The Duck Pond
It was a balmy May night in the sleepy little village of Fartson Parp on the Wye.
Swans slept at the side of the pond, necks curled under their wing. The sun played peek a boo with the fluffy, wispy clouds and red faced children hung over the bridge waiting for their pooh sticks to emerge. A few confused children were waiting for their poo sticks. Flies fussed over the water (possibly something to do with the poo sticks) as boatmen skimmed and skated on its surface. Cybil and Jeffrey sat on their favourite riverside seat and watched the evening draw to a close.
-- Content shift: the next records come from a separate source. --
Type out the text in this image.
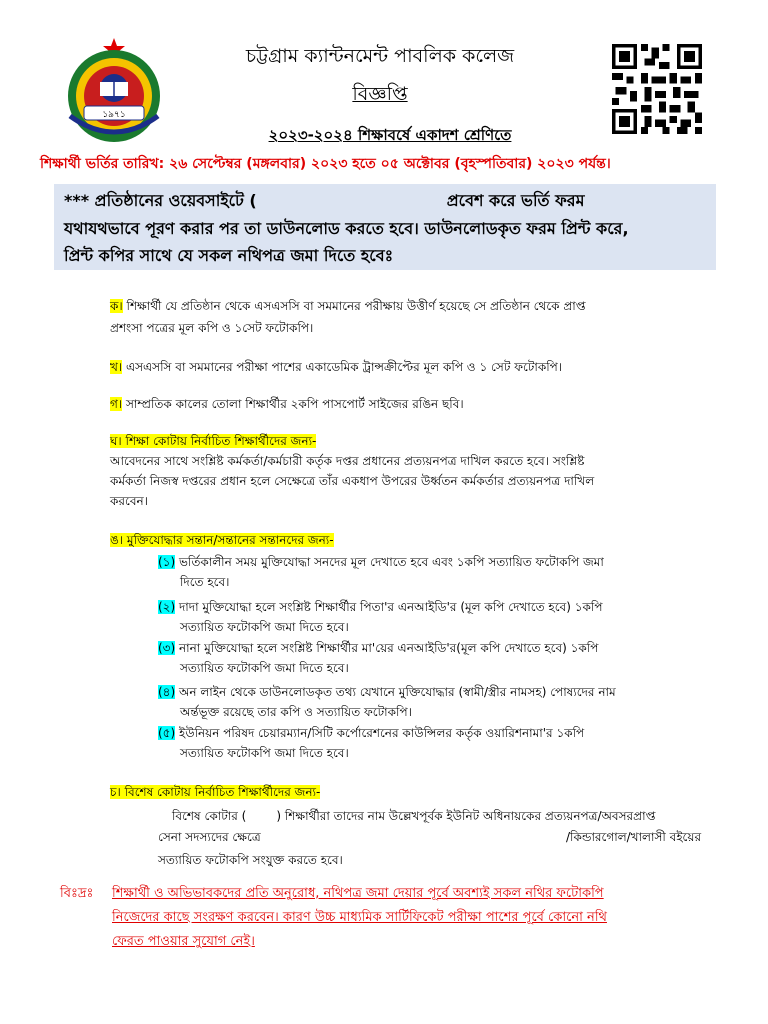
১৯৭১
চট্টগ্রাম ক্যান্টনমেন্ট পাবলিক কলেজ
বিজ্ঞপ্তি
২০২৩-২০২৪ শিক্ষাবর্ষে একাদশ শ্রেণিতে
শিক্ষার্থী ভর্তির তারিখ: ২৬ সেপ্টেম্বর (মঙ্গলবার) ২০২৩ হতে ০৫ অক্টোবর (বৃহস্পতিবার) ২০২৩ পর্যন্ত।
*** প্রতিষ্ঠানের ওয়েবসাইটে (	প্রবেশ করে ভর্তি ফরম
যথাযথভাবে পূরণ করার পর তা ডাউনলোড করতে হবে। ডাউনলোডকৃত ফরম প্রিন্ট করে,
প্রিন্ট কপির সাথে যে সকল নথিপত্র জমা দিতে হবেঃ
ক। শিক্ষার্থী যে প্রতিষ্ঠান থেকে এসএসসি বা সমমানের পরীক্ষায় উত্তীর্ণ হয়েছে সে প্রতিষ্ঠান থেকে প্রাপ্ত
প্রশংসা পত্রের মূল কপি ও ১সেট ফটোকপি।
খ। এসএসসি বা সমমানের পরীক্ষা পাশের একাডেমিক ট্রান্সক্রীপ্টের মূল কপি ও ১ সেট ফটোকপি।
গ। সাম্প্রতিক কালের তোলা শিক্ষার্থীর ২কপি পাসপোর্ট সাইজের রঙিন ছবি।
ঘ। শিক্ষা কোটায় নির্বাচিত শিক্ষার্থীদের জন্য-
আবেদনের সাথে সংশ্লিষ্ট কর্মকর্তা/কর্মচারী কর্তৃক দপ্তর প্রধানের প্রত্যয়নপত্র দাখিল করতে হবে। সংশ্লিষ্ট
কর্মকর্তা নিজস্ব দপ্তরের প্রধান হলে সেক্ষেত্রে তাঁর একধাপ উপরের উর্ধ্বতন কর্মকর্তার প্রত্যয়নপত্র দাখিল
করবেন।
ঙ। মুক্তিযোদ্ধার সন্তান/সন্তানের সন্তানদের জন্য-
(১) ভর্তিকালীন সময় মুক্তিযোদ্ধা সনদের মূল দেখাতে হবে এবং ১কপি সত্যায়িত ফটোকপি জমা
দিতে হবে।
(২) দাদা মুক্তিযোদ্ধা হলে সংশ্লিষ্ট শিক্ষার্থীর পিতা'র এনআইডি'র (মূল কপি দেখাতে হবে) ১কপি
সত্যায়িত ফটোকপি জমা দিতে হবে।
(৩) নানা মুক্তিযোদ্ধা হলে সংশ্লিষ্ট শিক্ষার্থীর মা'য়ের এনআইডি'র(মূল কপি দেখাতে হবে) ১কপি
সত্যায়িত ফটোকপি জমা দিতে হবে।
(৪) অন লাইন থেকে ডাউনলোডকৃত তথ্য যেখানে মুক্তিযোদ্ধার (স্বামী/স্ত্রীর নামসহ) পোষ্যদের নাম
অর্ন্তভূক্ত রয়েছে তার কপি ও সত্যায়িত ফটোকপি।
(৫) ইউনিয়ন পরিষদ চেয়ারম্যান/সিটি কর্পোরেশনের কাউন্সিলর কর্তৃক ওয়ারিশনামা'র ১কপি
সত্যায়িত ফটোকপি জমা দিতে হবে।
চ। বিশেষ কোটায় নির্বাচিত শিক্ষার্থীদের জন্য-
বিশেষ কোটার (	) শিক্ষার্থীরা তাদের নাম উল্লেখপূর্বক ইউনিট অধিনায়কের প্রত্যয়নপত্র/অবসরপ্রাপ্ত
সেনা সদস্যদের ক্ষেত্রে	/কিন্ডারগোল/খালাসী বইয়ের
সত্যায়িত ফটোকপি সংযুক্ত করতে হবে।
বিঃদ্রঃ শিক্ষার্থী ও অভিভাবকদের প্রতি অনুরোধ, নথিপত্র জমা দেয়ার পূর্বে অবশ্যই সকল নথির ফটোকপি
নিজেদের কাছে সংরক্ষণ করবেন। কারণ উচ্চ মাধ্যমিক সার্টিফিকেট পরীক্ষা পাশের পূর্বে কোনো নথি
ফেরত পাওয়ার সুযোগ নেই।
“Isn’t it beautiful tonight?”
“Isn’t what beautiful dear?”
“It, Jeffrey. All of it.”
“I suppose it is dear. I’ve never really thought about it that way.”
“You’re a Philistine Jeffrey. An utter Philistine.”
Jeffrey’s face twitched. His facial tics were a constant reminder that Cybil was most often right and that he was a mere man. And, therefore, most often wrong.
He sighed, opened his copy of The Hawkline Monster: A Gothic Western and flicked to his favourite chapter where Cameron and Greer met Magic Child in a brothel. Jeffrey loved this book as indeed he loved all Brautigan’s books.
Cybil thought they were a strange read. Certainly a strange read for a retired accountant. Perhaps it was Jeffrey’s love of the surreal which blinded him to the beauty of nature? Perhaps it was a gin induced neurosis? Jeffrey loved a tipple.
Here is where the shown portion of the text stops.